Türk edebiyatı tarihinin temel eserlerinden biri
olan Dede Korkut kitabından uyarlanan bu oyun, kapalı gişe oynadı.
Öğretmenlerimiz, bu kitabı öğrencilerimize ve ailelerimize okutmakta
zorlanırken tiyatrocularımız, üç akşam toplam 660 seyirciyi, hem de bilet
parası ödeyerek, salona çektiler. Tiyatro sanatçılarımız, kitabın içeriğini,
özellikle bugün de ihtiyacını duyduğumuz eski Türklerdeki sağlıklı ve güçlü aile
yapısının canlı bir örneğini, tiyatro sanatının hem göze, hem kulağa hitap eden
etkileyici diliyle gözler önüne sermeyi başardılar.
Devlet Tiyatrosu Edirne Sahnesi’nin geçen haftaki oyunu
Leyle ile Mecnun’du. Leyla ile Mecnun, doğu dünyasının efsane olmuş ortak bir
aşk hikâyesidir. Arap, Fars ve Türklerden otuzu aşkın şair, dillere destan bu
içli ve dokunaklı hikâyeyi kaleme almıştır. Onların arasında en duygulu ve
hüzünlü olanını, bir Türk şairi olan Fuzuli on altıncı yüzyılda yazmıştır.
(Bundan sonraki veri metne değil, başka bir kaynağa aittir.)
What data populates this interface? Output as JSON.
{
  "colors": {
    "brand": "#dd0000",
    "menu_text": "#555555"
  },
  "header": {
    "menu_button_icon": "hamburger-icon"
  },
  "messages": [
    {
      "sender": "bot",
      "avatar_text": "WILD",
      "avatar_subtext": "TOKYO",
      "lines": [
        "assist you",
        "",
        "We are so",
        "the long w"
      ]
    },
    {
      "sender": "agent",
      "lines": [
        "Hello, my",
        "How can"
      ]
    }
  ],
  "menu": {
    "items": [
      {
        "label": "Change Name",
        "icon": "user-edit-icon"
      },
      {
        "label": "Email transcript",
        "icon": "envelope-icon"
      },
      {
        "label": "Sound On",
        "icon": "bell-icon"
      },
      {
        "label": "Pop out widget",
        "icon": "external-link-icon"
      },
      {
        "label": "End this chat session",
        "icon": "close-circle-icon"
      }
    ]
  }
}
Hikâyenin esası, aynı kabileye mensup olan, aynı gecede
dünyaya gelen, aynı mahallede yaşayan ve aynı mektebe giden Leyla ile Kays adlı
iki çocuğun, daha mektep sıralarındayken başlayan çocuksu temiz aşklarının
hikâyesidir. Öyle ki sınıftaki beraberliklerini daha da ileri götürmek için
bazen Kays, bazen Leyla, dersin bir bölümünü anlamadıklarını söyleyerek bir de
kendilerinden dinlemek isterler. Bu yakınlaşmak arzuları, zamanla öyle ileri
bir noktaya varır ki, kendilerini, bir elmanın iki yarısı gibi düşünmeye ve her
zaman ve her yerde birbirlerini aramaya ve tamamlamaya ihtiyaç duymaya
başlarlar.
Leyla ile Kays’ın bu saf sevgileri, çok geçmeden arkadaşları
arasında birtakım dedikoduların çıkmasına sebep olur. İlk tepkiyi Leyla’nın annesi
gösterir ve kızını mektepten alır. Küçük kız, annesinin bu davranışının
sebebini anlayamaz; çünkü bir süre önce onun mektebe gitmesini, bilgi
öğrenmesini ve öğrendiği bilgilerle hem sağlığını korumasını, hem de insanlara
faydalı olmasını isteyen odur. Şimdi ise onu mektepten almak suretiyle bilgi
öğrenmesine engel olmaktadır. Bu vesileyle verdiği öğütleri, hele erkek
arkadaşı Kays’tan uzak durması gerektiği yolundaki öğütlerini hiç
anlayamamaktadır. Bunun sebebi, annesinin öğütlerini dinler görünürken bile
aklı ve gönlünün Kays’ta olmasıdır. “Leyla, geceye dair, gece gözlü ve gece
saçlı demektir”. Zamanla bu gece gözlü genç kızın kaderi de geceye
benzeyecektir…
Kays, Leyla’yı mektepte göremeyince önce şaşkına döner,
sonra çöllere düşer… Ceylan, güvercin ve daha başka hayvanlarla dost olur,
derdini onlara anlatır, onlarla konuşur… Bütün bunları gören halk, Kays adını
unutur, ona mecnun demeye başlar… Kays adı Mecnun’a döner… Bu iki gencin
aşkları mektep, mahalle, kabile ve memleketlerinin sınırlarını aşarak dünyaya
yayılır. Sahnedeki oyun boyunca biz, yüreklere dokunan bu macerayı, bazen
kavuşacaklarına dair sahneleri görerek umutla, bazen kavuşamayacaklarına dair
sahneleri görerek ise hüzünle izleriz.
Oyunu sahneye koyanlar, kostüm, dil, zaman ve mekân bakımından
aslına sadık kalmaya çalışmışlardır. Bu tutum doğal olarak olayın akışında bir
monotonluğa ve ağırlığa sebep olmuştur.
Bu arada Leyla’nın ölüm sahnesinin o kadar uzatılması da, yanındakilerin
söylediği sözlerin seyirci üzerindeki etkisini, kanaatime göre, azaltmıştır.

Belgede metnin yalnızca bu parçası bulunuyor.